江心月朝她矜持地微微颔首,并不言语,只是这般站在大堂边上,就吸引了不少客人瞩目。她目光款款,将酒楼内外上下打量过一番,并没有要落座的意思。
史如意顿下步子,忽然福至心灵,试探着发问,“……江小姐可是来寻人的?那可真是不巧了。”
不是她故意藏人,云佑如今的确不在店里。
江心月闻言一愣,浅浅一笑,“非也,我并不是来寻云公子的。”她抿了抿唇,看向史如意,目光中颇有几分欲言又止的意味。
史如意眨眨眼睛,心头困惑,不过也知晓这些名*门小娘子一贯矜持谨慎的毛病。她在心中揣度一番江心月的消息来源,应是那位苦恋而不得的刘竟遥公子无疑了。

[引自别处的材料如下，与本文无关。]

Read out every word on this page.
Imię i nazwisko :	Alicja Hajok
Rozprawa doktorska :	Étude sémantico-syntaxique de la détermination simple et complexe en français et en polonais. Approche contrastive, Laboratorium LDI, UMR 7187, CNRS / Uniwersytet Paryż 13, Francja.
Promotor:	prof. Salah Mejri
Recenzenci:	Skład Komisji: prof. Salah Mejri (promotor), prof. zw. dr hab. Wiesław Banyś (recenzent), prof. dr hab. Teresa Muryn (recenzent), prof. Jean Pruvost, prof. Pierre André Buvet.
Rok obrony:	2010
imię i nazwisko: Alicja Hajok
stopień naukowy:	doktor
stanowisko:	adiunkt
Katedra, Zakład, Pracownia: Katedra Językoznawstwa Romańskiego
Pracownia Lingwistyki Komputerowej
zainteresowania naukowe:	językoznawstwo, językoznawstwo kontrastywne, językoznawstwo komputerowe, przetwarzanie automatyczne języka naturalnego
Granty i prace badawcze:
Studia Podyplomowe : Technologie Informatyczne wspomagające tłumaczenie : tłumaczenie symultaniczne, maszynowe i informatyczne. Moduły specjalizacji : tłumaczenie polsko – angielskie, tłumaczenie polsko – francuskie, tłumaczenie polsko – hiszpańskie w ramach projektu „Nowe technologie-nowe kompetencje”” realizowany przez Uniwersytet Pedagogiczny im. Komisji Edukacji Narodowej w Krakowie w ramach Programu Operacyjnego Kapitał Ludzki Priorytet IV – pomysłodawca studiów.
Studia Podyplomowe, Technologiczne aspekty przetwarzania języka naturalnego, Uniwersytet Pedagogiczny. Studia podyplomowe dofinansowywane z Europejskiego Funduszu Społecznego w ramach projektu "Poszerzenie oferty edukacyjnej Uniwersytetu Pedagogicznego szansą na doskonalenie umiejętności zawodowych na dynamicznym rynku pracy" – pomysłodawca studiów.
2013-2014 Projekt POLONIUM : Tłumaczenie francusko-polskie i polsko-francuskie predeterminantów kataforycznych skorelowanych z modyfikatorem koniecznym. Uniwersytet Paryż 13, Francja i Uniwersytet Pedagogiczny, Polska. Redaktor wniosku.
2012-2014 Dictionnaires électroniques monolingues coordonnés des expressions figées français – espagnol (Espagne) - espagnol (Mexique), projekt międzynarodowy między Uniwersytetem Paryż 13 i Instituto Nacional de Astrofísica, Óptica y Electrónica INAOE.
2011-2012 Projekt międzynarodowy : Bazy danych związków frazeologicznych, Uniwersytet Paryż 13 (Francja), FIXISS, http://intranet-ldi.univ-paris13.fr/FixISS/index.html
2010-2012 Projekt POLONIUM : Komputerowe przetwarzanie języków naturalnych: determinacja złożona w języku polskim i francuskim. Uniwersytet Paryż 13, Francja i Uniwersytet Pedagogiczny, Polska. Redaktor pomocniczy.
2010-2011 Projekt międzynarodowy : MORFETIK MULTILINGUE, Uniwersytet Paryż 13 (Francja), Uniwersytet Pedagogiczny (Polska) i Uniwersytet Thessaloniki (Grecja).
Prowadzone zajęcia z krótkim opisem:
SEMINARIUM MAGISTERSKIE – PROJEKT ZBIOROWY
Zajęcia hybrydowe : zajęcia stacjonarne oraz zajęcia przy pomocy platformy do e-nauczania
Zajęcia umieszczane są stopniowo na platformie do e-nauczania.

“如此,请女郎到窗边一坐,也尝尝我们店里的特色罢。”
来者是客,史如意也没多想,转头吩咐阿珍上一盏八宝茶,自个儿避开人群,将江心月引到角落的清静位子上。
婢女熟练地替江心月脱去氅衣,侍立一旁。
史如意请江心月坐下,递过菜单,正要开口介绍店里的招牌火锅,江心月便早有所料一般,微笑着开口了,“除了火锅,店中还有其他可口之物麽?”
“……”史如意许久未听过这种请求,难得地有些怔愣。
江心月看她不解的模样,叹了口气,轻声解释,“小娘子不知,最近京城流行吃火锅的风尚……”
她那婢女见状,立刻嘴快地补充道:“先有刘詹事家的公子送两只锅来,见老爷喜欢,小姐在府里陪着吃了几次。哪知前日出门,参加陆学士家二小姐举办的茶社,也是吃这火锅子……几次三番下来,唉,就算小姐不腻,我看着都要腻了。”
这火锅子果真是无孔不入,史如意在脑海中想象一下那个场景,自个儿也忍不住笑起来。
江心月轻点头,无奈道:“此话不假,小娘子只管拣些清淡解腻的菜色上了便是。”
史如意仔细歪头想了想,便将菜单收起,笑道:“明白了,只是冬日里头菜粮进货有限……我尽力而为,还请女郎莫要嫌弃便是。”
这个点,离暮食时辰还远,店中人也不算多。
江心月坐的这个位子靠近墙边,离那零星几桌客人都远,倒也不必担心视线窥探。
她吃一口八宝茶,微微偏头,目光在粉墙涂抹的诗句上停留片刻,又望向柜台那株插瓶白梅,枝叶蔓蔓,端的是欺霜傲雪,寒香淡淡,风雅俱是有了。
京城不比安阳,爱栽梅花者不多,就江心月所知道的,只长公主府上有几株名品。
江心月才留神多看几眼那白梅,就见史如意步履匆匆从后厨出来,手里拿一个竹编小篮,一抬手,就撸了十几瓣梅花下来。
“……”
史如意转身,不期然瞅见主仆二人愕然目光,顿了顿,换上羞涩笑容,扬了扬手中竹篮,“有花堪折直须折……梅花也可入食。”还很好吃。
那婢女是个心直口快的,毫无顾忌“扑哧”一声笑出来。
江心月端起杯盏,借机掩去嘴角的笑意,这小娘子的确是个妙人,她现在有些理解云佑的选择了。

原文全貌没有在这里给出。